Lack of involvement with health care and men’s tendency to hide emotional reactions may lead to fathers’ potential support needs being overlooked by the health care and social welfare systems. Further, when offered, the support may not always be tailored for men’s needs. Previous research has found that men do share their experiences in support groups, preferably with other men, when they expect to be understood and accepted (Chesler & Parry, 2001; Meadan et al., 2015). There may thus be a need for support groups for fathers only.

Limitations

This study has limitations. First, the participants were recruited from an intervention study focusing on communication with siblings of the child with a disability. Participating in the intervention study may have affected their fathering experience. Second, the sample was small and heterogenous in terms of age and the nature of the disability of the affected child. Nuances related to specific disorders and age-related needs may therefore have been lost. Finally, for practical reasons, the sample was drawn from an urban area, and other themes may have emerged with a more geographically diverse sample.

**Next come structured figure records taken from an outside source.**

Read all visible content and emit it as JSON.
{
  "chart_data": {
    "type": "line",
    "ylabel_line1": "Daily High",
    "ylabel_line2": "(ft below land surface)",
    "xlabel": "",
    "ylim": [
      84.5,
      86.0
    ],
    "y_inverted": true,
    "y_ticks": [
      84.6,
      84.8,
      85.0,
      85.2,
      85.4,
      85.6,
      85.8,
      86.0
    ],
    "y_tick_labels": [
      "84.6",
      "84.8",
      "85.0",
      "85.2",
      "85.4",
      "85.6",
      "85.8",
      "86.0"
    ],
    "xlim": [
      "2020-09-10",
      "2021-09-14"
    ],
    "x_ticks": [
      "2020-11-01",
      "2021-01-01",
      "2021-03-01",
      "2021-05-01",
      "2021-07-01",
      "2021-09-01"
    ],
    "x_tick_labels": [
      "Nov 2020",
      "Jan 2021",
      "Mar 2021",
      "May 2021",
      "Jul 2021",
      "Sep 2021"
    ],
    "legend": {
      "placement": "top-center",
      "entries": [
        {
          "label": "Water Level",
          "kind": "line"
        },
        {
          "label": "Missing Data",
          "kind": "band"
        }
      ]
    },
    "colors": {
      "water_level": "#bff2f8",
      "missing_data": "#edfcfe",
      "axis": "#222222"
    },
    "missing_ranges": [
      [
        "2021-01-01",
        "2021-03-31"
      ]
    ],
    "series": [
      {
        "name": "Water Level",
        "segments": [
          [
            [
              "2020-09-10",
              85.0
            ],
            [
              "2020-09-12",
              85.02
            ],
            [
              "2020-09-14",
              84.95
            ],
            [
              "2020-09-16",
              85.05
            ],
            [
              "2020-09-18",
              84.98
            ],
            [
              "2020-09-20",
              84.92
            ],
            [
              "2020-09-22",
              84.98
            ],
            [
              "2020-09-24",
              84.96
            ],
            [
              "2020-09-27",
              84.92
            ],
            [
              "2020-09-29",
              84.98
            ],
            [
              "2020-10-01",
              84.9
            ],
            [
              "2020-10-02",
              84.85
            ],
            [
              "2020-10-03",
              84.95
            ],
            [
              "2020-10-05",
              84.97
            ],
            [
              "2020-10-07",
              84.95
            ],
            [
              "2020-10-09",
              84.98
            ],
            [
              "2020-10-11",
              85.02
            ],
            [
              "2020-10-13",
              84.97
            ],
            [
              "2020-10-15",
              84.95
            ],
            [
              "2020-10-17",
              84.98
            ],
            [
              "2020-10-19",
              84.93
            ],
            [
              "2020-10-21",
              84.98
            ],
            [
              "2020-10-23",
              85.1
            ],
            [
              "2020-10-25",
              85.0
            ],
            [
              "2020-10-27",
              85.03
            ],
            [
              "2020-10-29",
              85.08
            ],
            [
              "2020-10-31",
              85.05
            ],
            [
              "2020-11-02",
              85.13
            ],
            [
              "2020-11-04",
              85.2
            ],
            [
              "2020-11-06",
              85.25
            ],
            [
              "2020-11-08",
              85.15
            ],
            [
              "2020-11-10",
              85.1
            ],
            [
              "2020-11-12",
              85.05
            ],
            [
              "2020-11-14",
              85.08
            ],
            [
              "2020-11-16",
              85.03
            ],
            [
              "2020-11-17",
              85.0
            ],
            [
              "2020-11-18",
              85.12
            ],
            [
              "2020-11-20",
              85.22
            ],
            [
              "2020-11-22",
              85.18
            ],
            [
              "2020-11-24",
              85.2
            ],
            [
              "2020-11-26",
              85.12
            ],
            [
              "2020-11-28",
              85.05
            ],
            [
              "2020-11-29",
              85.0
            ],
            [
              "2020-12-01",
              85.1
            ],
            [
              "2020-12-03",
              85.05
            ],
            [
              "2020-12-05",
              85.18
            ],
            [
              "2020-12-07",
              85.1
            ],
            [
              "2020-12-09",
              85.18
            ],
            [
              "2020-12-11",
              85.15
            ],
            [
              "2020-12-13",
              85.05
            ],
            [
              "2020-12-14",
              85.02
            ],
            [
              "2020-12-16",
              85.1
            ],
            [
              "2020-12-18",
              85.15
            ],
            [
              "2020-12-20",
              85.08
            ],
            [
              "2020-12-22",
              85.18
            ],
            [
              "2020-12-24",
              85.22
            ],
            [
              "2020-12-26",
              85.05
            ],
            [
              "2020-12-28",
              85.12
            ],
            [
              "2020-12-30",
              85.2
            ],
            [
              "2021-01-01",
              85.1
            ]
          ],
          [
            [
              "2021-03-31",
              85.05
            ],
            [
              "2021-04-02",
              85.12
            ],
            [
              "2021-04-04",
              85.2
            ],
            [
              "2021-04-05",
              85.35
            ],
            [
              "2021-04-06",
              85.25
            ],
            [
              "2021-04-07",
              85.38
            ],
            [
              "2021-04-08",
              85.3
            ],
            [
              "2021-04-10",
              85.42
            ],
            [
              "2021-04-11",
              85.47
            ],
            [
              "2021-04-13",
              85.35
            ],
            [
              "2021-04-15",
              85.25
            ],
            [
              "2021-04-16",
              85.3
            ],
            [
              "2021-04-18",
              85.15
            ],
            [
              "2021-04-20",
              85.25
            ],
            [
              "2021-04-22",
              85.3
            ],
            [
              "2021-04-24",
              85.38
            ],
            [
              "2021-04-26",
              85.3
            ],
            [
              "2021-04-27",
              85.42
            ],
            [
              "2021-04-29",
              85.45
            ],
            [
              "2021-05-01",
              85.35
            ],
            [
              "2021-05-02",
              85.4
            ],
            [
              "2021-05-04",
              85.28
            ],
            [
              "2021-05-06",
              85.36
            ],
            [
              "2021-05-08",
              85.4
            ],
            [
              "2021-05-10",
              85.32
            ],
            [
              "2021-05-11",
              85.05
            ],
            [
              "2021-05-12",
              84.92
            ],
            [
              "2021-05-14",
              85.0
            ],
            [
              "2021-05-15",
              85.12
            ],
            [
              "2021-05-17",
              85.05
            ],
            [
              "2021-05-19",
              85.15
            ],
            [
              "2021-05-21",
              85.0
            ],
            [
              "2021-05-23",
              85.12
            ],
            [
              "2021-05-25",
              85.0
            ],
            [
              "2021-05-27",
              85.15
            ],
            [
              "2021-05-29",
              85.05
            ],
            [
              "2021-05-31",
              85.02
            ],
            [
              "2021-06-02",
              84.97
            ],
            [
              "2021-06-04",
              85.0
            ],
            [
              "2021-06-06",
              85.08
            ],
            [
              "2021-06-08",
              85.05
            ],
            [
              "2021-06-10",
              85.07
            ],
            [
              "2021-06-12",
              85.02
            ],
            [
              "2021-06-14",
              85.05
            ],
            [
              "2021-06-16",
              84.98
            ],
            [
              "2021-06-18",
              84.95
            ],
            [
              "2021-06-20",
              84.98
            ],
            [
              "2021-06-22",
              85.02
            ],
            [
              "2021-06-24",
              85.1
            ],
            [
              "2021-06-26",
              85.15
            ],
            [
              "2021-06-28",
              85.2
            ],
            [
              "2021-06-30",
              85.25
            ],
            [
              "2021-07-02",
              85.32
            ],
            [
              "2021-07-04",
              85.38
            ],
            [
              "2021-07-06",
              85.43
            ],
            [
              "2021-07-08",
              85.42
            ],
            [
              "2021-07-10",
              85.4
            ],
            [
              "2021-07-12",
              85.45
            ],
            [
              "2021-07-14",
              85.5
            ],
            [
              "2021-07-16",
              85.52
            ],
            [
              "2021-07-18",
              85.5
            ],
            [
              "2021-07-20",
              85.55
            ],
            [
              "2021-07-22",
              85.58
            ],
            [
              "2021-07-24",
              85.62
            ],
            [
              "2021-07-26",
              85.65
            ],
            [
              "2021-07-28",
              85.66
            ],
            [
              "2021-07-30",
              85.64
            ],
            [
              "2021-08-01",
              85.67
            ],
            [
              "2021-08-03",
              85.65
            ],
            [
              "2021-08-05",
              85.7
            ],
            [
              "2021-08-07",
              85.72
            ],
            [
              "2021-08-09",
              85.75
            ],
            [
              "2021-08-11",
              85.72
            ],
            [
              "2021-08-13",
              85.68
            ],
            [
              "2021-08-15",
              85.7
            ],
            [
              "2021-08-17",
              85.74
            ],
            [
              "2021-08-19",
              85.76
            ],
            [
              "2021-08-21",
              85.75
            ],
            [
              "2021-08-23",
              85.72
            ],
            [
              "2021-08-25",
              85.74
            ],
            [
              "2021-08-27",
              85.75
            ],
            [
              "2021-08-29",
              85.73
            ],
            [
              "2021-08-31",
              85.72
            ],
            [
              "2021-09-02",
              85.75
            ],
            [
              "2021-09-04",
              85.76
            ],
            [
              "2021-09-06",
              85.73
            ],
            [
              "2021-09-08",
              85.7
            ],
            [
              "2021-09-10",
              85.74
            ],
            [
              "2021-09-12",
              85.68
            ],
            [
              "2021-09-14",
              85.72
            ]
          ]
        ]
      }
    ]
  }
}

Directions for Future Research

Future research should aim to recruit more homogenous samples in terms of family situation, child age, and disability types, to be able to describe, in depth, the experiences of fathers in families of specific disabilities. Such descriptions may, to a larger degree than the results of this study, inform targeted family centered interventions. Further, future studies should focus on the relation and cooperation between mothers and fathers in families of childhood disability to better understand the dynamics of these families and how to promote resilience in parents as a couple.

Implications for Practice

The results of the current study may have implications for the delivery of services and support to fathers in families with childhood disability. First, the health and social system may have a potential for increasing the involvement and interaction with fathers. Second, some fathers may need supervision in observing and interpreting signals and signs of children with a disability. Third, fathers should be empowered and reminded about their important role in the lives of TD children. Fourth, couple interventions and courses for families with childhood disabilities should focus on the unique contribution of the individual parent in family life and child rearing and aim to increase communication and mutual understanding. Finally, the health and social system should consider providing support groups for men only, and consider adapting the format to participant preferences, which could imply making the setting less formal.